The Controller Working Position (CWP) is the centre of the human-machine interactions for Air Traffic Controllers (ATCos). The tools and platforms used by air traffic controllers shape and inform their way of operating, their mental models and ultimately their performance. This in turn promotes the safe and efficient management of air traffic. Voice communications between ATCos and pilots is still not digitalised and, therefore, not accessible for machine analysis.
To change the current status, the SESAR Master Plan vision includes increasing digitalisation and automation of Air Traffic Control (ATC). Digitization of ATCo-pilot communication by Automatic Speech Recognition (ASR) is a cornerstone. Data communication, i.e. Controller Pilot Data Link Communication (CPDLC) or text-based transmission of data and ASR are no competing, but complementary. ASR can e.g. replace ATCos mouse-based inputs into the assistant systems. Voice is the most efficient way of human-human communication. Why not benefitting from ASR in human-machine communication? Recently, solution PJ.16-04 of SESAR 2020 Wave-1 has demonstrated that the current ASR systems are mainly targeting the every-day consumer market and are not suited to safety and time critical application areas such as Air Traffic Management (ATM). As shown in the past, trust and acceptance by ATCos of low fidelity tools is an obstacle for deployment.

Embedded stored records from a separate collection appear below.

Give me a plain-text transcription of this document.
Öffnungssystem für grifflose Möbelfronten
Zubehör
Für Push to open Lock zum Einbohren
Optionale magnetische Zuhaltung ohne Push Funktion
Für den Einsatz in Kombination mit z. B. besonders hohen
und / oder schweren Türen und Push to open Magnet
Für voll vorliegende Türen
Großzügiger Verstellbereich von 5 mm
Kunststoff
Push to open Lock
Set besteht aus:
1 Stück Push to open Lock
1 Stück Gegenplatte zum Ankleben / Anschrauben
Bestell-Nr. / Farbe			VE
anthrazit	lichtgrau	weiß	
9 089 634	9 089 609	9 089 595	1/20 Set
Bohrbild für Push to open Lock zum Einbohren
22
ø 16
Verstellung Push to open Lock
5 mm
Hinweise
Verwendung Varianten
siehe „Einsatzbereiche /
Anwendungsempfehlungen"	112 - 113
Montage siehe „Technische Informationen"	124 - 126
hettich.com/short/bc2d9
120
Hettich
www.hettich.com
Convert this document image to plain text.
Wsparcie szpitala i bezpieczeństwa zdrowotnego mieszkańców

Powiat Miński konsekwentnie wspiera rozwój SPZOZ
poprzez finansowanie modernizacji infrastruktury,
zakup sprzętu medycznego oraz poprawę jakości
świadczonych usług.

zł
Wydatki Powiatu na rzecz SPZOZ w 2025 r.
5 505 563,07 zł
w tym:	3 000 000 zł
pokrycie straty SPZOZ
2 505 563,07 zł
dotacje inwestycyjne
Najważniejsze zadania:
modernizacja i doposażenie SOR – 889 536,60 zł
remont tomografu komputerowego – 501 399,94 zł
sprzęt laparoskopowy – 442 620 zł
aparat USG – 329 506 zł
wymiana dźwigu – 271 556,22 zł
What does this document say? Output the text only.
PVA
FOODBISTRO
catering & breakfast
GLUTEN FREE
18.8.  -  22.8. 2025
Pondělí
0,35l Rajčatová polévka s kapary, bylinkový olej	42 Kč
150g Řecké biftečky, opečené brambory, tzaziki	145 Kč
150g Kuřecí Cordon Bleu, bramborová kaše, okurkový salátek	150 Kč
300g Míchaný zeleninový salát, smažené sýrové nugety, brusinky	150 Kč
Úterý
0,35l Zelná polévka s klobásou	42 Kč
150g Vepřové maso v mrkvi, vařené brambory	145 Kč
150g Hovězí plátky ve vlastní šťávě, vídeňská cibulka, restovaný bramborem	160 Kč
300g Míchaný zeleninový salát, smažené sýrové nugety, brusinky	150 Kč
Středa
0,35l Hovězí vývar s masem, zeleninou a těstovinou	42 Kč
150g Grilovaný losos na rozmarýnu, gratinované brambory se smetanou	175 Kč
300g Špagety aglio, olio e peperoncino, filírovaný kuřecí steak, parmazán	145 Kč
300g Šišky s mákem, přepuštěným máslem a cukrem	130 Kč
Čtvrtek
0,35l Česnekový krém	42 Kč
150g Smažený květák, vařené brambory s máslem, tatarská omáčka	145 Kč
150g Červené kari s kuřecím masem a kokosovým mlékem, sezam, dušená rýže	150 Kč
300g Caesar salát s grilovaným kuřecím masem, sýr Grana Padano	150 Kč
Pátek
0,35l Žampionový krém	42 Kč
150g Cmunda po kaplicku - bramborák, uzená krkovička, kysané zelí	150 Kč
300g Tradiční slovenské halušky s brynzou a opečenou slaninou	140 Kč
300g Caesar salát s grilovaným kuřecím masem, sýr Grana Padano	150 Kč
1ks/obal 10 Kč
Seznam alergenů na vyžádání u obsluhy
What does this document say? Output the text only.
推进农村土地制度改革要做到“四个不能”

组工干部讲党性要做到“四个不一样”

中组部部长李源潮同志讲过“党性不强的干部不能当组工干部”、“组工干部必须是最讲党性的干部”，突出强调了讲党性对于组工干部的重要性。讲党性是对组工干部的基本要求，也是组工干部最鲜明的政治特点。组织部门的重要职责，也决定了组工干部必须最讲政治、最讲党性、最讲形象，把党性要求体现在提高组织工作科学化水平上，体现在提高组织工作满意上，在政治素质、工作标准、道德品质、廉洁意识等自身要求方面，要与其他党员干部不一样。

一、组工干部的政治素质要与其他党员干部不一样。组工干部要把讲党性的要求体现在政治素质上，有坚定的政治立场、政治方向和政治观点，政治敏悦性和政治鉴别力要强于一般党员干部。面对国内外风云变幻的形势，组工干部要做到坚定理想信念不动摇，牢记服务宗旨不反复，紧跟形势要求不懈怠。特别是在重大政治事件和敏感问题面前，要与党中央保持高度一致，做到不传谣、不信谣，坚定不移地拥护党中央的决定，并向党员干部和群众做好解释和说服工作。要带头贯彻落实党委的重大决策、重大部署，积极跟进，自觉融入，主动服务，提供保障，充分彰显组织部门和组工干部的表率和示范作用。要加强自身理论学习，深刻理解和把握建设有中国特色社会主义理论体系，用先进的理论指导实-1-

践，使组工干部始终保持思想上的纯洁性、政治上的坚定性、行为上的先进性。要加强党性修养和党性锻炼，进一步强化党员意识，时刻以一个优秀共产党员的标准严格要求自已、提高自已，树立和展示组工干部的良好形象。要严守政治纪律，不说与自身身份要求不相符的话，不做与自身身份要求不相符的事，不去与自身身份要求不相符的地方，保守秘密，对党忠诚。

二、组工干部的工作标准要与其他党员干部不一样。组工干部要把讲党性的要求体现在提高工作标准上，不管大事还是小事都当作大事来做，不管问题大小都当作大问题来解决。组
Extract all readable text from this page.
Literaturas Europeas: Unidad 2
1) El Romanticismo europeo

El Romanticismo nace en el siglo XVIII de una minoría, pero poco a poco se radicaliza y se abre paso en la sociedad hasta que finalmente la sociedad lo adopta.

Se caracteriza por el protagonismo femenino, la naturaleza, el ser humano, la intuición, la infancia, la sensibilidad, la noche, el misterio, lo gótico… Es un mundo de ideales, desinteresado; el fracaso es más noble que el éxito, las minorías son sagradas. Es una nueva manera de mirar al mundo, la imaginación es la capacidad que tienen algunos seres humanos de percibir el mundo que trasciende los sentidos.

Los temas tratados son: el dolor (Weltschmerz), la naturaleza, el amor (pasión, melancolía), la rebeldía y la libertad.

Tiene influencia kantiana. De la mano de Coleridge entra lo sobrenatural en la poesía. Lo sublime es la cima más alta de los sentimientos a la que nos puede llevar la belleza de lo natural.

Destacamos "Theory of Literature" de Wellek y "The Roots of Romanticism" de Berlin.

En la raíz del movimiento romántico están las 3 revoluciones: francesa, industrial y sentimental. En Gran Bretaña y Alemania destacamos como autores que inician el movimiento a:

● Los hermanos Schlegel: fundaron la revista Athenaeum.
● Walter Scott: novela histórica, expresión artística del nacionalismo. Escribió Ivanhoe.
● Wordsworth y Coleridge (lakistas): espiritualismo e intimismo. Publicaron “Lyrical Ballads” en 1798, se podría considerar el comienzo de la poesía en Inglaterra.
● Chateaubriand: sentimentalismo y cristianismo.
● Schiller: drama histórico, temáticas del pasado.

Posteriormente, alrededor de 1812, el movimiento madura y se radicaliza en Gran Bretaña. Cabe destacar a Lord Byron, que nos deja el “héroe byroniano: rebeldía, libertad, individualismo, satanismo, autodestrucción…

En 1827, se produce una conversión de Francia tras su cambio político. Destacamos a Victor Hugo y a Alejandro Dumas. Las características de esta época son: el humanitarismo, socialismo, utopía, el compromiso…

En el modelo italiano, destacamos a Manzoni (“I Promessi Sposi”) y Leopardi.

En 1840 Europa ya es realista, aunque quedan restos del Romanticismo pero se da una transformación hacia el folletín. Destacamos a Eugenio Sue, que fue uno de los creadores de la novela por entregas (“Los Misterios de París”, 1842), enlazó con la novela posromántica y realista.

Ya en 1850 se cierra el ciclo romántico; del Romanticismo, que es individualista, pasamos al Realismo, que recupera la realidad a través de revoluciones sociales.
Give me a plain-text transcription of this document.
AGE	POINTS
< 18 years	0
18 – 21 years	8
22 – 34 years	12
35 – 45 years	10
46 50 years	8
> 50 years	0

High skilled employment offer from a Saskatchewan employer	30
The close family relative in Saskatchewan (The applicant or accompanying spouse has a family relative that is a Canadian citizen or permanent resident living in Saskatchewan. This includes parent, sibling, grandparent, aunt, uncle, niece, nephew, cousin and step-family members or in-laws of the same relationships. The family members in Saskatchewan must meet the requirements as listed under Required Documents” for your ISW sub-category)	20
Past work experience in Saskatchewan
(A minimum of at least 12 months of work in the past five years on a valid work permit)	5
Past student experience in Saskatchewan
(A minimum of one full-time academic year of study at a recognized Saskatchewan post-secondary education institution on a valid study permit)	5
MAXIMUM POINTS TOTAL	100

Nevertheless, several past projects have indicated the usefulness and utility of ASR: (i) AcListant® quantified the benefits with respect to workload reduction and performance increase, (ii) MALORCA project demonstrated commercial viability and enhanced models, (iii) SESAR 2020 solution PJ.16-04 explored industrial integration and requirements building.
So far, these precursor projects have focused on research and development of a set of models, further deployed in relatively simple and controlled application domains. The HAAWAII project proposes to target complex and challenging environments and, more importantly, wider applications of automatically recognized voice communications. More specifically, HAAWAII proposes two general objectives:
1. Research and develop data-driven (machine learning oriented) approaches to be deployed for novel and complex environments from two large ANSPs, demonstrating an increased validity of the tools;
2. Demonstrate the wider applicability of the tools in ATM, focussing on generating benefits for the ATCos and the ANSPs, i.e. reducing workload, increasing both efficiency and safety.
Overall, HAAWAII intends to focus on the following applications:
• Pilot readback error detection,
• Modelling and being able to anticipate controller behaviour,
• Pre-filling radar labels and CPDLC messaging using the automatic speech recognition,
• Human performance metric extraction.